Yo no iba a ir. Primer día de regla, dolor de pies, cansancio acumulado. Que no, que no voy a ir. Me llama (o llamo yo, no me acuerdo) Lucía, que si quedamos en plan tranqui, que ella luego va al cine con su novio, pero que se toma una cervecita rápida. Eso sí puedo hacerlo. Eso quiero hacerlo. Me vuelvo tempranito y descanso.

A Lucía le habían dado una mala noticia, tenía el día frágil, vulnerable, necesitado. Finalmente, tras un par de vaivenes, no fueron cervezas sino vinos ácidos, malísimos, tres cada una. Y un atún con pimientos para ella y un montadito gañán para mí, de panceta adobada, ni más ni menos. Mientras me lo como lo dibujo mentalmente en mi culo. Qué más da. Hablamos de miles de cosas. Un rato habla ella y yo bebo, otro rato hablo yo y ella me adelanta con la copa.

Parece que el plan va mutando, que no hay cine, que no hay novio, que vamos a su casa a cambiarnos, que me va a enseñar su videobook y si se tercia y nos apetece nos plantamos en mi cita semanal de bailoteo con este señor. Le llamo desde casa de Lucía y me dice que hace frío. Luego vamos para allá. Lucía me enseña el videobook y es precioso. Es tierno, divertido, múltiple, musical. Me enseña que también se ha hecho una página web. Nos comemos dos minibocadillos de jamón york y mantequilla (uno cada una), para no acabar fatal. Hay que ir siempre bien alimentada. Lo acompañamos con vino de Rueda. Para empapar.

Me viste. Me va dejando cosas para que me pruebe. Que si esta camiseta te puede quedar bien, que si mira ésta que hace siglos que no me pongo... Al final paso de mis vaqueros y me meto en una de sus faldas. Me gusta mucho llevar falda, y lo hago más bien poco. Me hago una coleta alta, de las que le gustan a ella. De las de dejar al descubierto las emociones. Una coleta de las de Grease, como yo las llamo. Bailamos frente a un espejo enorme que tiene apoyado en el suelo. Suena Muchachito Bombo Infierno. No sé por qué, pero encaja perfectamente con el momento. Llegado un punto me ve las tetas y me dice que las tengo preciosas. Hemos cruzado la línea de mear juntas, de vernos las tetas y de tirar camisetas a una montaña desorenada. Parecemos quinceañeras.

Entramos en el Low Club. Vengo avisada por mi amigo alcachofo, y le descubro barbudo, que le sienta estupendamente. Voy porque pincha una amiga suya. No hay mucha gente, de hecho, al principio no hay nadie. No conozco ninguna de las canciones pero muchas de ellas me invitan a soltarme la melena. La chica sabe lo que hace, está muy concentrada y muy seria, a veces baila, se emociona, sonríe. Me muevo loca, de manera automática, sin vergüenza ni reparos. Sudo de la única manera en la que disfruto sudando (vale, quizás hay otra manera más, pero no viene a cuento).

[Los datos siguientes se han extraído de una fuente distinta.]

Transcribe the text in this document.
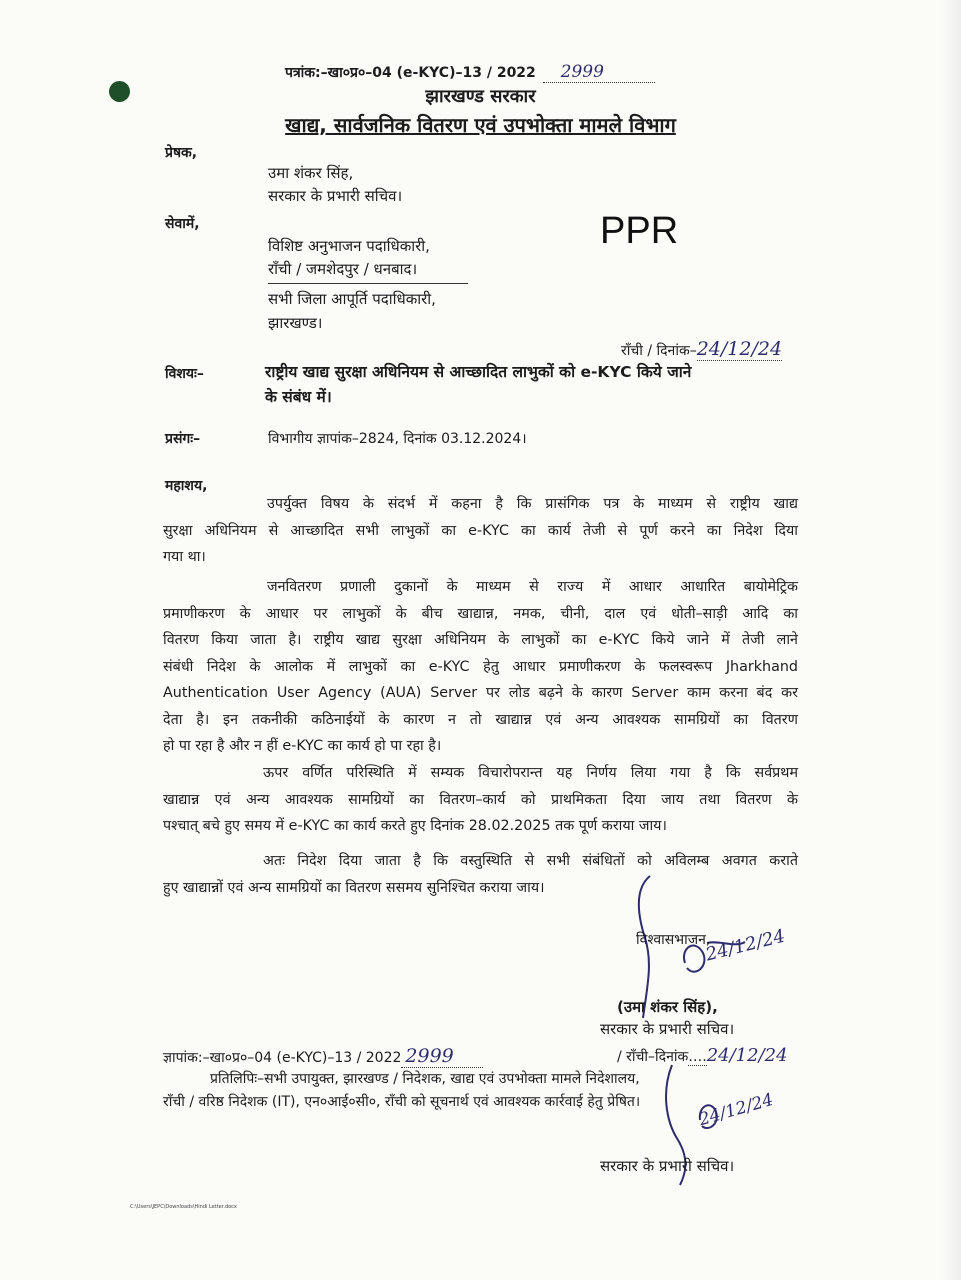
पत्रांक:–खा०प्र०–04 (e-KYC)–13 / 2022 2999
झारखण्ड सरकार
खाद्य, सार्वजनिक वितरण एवं उपभोक्ता मामले विभाग
प्रेषक,
उमा शंकर सिंह,
सरकार के प्रभारी सचिव।
सेवामें,
विशिष्ट अनुभाजन पदाधिकारी,
राँची / जमशेदपुर / धनबाद।
सभी जिला आपूर्ति पदाधिकारी,
झारखण्ड।
PPR
राँची / दिनांक–24/12/24
विशयः–	राष्ट्रीय खाद्य सुरक्षा अधिनियम से आच्छादित लाभुकों को e-KYC किये जाने
के संबंध में।
प्रसंगः–	विभागीय ज्ञापांक–2824, दिनांक 03.12.2024।
महाशय,
उपर्युक्त विषय के संदर्भ में कहना है कि प्रासंगिक पत्र के माध्यम से राष्ट्रीय खाद्य
सुरक्षा अधिनियम से आच्छादित सभी लाभुकों का e-KYC का कार्य तेजी से पूर्ण करने का निदेश दिया
गया था।
जनवितरण प्रणाली दुकानों के माध्यम से राज्य में आधार आधारित बायोमेट्रिक
प्रमाणीकरण के आधार पर लाभुकों के बीच खाद्यान्न, नमक, चीनी, दाल एवं धोती–साड़ी आदि का
वितरण किया जाता है। राष्ट्रीय खाद्य सुरक्षा अधिनियम के लाभुकों का e-KYC किये जाने में तेजी लाने
संबंधी निदेश के आलोक में लाभुकों का e-KYC हेतु आधार प्रमाणीकरण के फलस्वरूप Jharkhand
Authentication User Agency (AUA) Server पर लोड बढ़ने के कारण Server काम करना बंद कर
देता है। इन तकनीकी कठिनाईयों के कारण न तो खाद्यान्न एवं अन्य आवश्यक सामग्रियों का वितरण
हो पा रहा है और न हीं e-KYC का कार्य हो पा रहा है।
ऊपर वर्णित परिस्थिति में सम्यक विचारोपरान्त यह निर्णय लिया गया है कि सर्वप्रथम
खाद्यान्न एवं अन्य आवश्यक सामग्रियों का वितरण–कार्य को प्राथमिकता दिया जाय तथा वितरण के
पश्चात् बचे हुए समय में e-KYC का कार्य करते हुए दिनांक 28.02.2025 तक पूर्ण कराया जाय।
अतः निदेश दिया जाता है कि वस्तुस्थिति से सभी संबंधितों को अविलम्ब अवगत कराते
हुए खाद्यान्नों एवं अन्य सामग्रियों का वितरण ससमय सुनिश्चित कराया जाय।
विश्वासभाजन,
24/12/24
(उमा शंकर सिंह),
सरकार के प्रभारी सचिव।
ज्ञापांक:–खा०प्र०–04 (e-KYC)–13 / 2022 2999	/ राँची–दिनांक….24/12/24
प्रतिलिपिः–सभी उपायुक्त, झारखण्ड / निदेशक, खाद्य एवं उपभोक्ता मामले निदेशालय,
राँची / वरिष्ठ निदेशक (IT), एन०आई०सी०, राँची को सूचनार्थ एवं आवश्यक कार्रवाई हेतु प्रेषित।	24/12/24
सरकार के प्रभारी सचिव।
C:\Users\JEPC\Downloads\Hindi Letter.docx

Lucía parece saberse todas las canciones, tiene un don. Y no se sabe ninguna. La novia del alcaucil brilla como una aparición bajo las luces de neón. Sonríe mucho, te entran ganas de reír con ella. Siempre me ha caído muy bien. Tienen algo estos dos, algo sano, algo sincero y sin más vueltas que las que da el susodicho en la pista de baile. La cerveza son seis euros, un robo. Lucía y yo compartimos una. Un tipo que está un poco más pallá que pacá se me acerca y me pregunta que por qué no hay nadie. Eso mismo me pregunto yo, con lo bien que me lo estoy pasando.

En el taxi hago anotaciones en un mensaje de móvil que no recuerdo ahora. El taxista me recomienda el pincho de tortilla del bar que tengo justo debajo de mi ventana. Las ruedas del coche suenan a rollo de película visto muchas veces. Pienso en borrador, hablo en primer experimento y actúo en formato publicable. Me pregunto si mi taxista será realmente este taxista.

Ya en casa oigo gritar a una mujer, acompañada por dos policías, en la calle. Grita "¿Y ahora qué?", mientras un tipo los observa vestido con el poncho más amplio que jamás he visto. Ahora qué. Pues ahora a dormir, que ya toca. Escribo perversiones con dedos de incógnito y paso de poner el despertador.

En un rato llamaré al terremoto vulnerable, a ver si la salida de ayer levantó finalmente su ánimo, y a ver cuándo nos devolvemos los modelitos.

Hoy es un buen día para hacer lo que se tercie.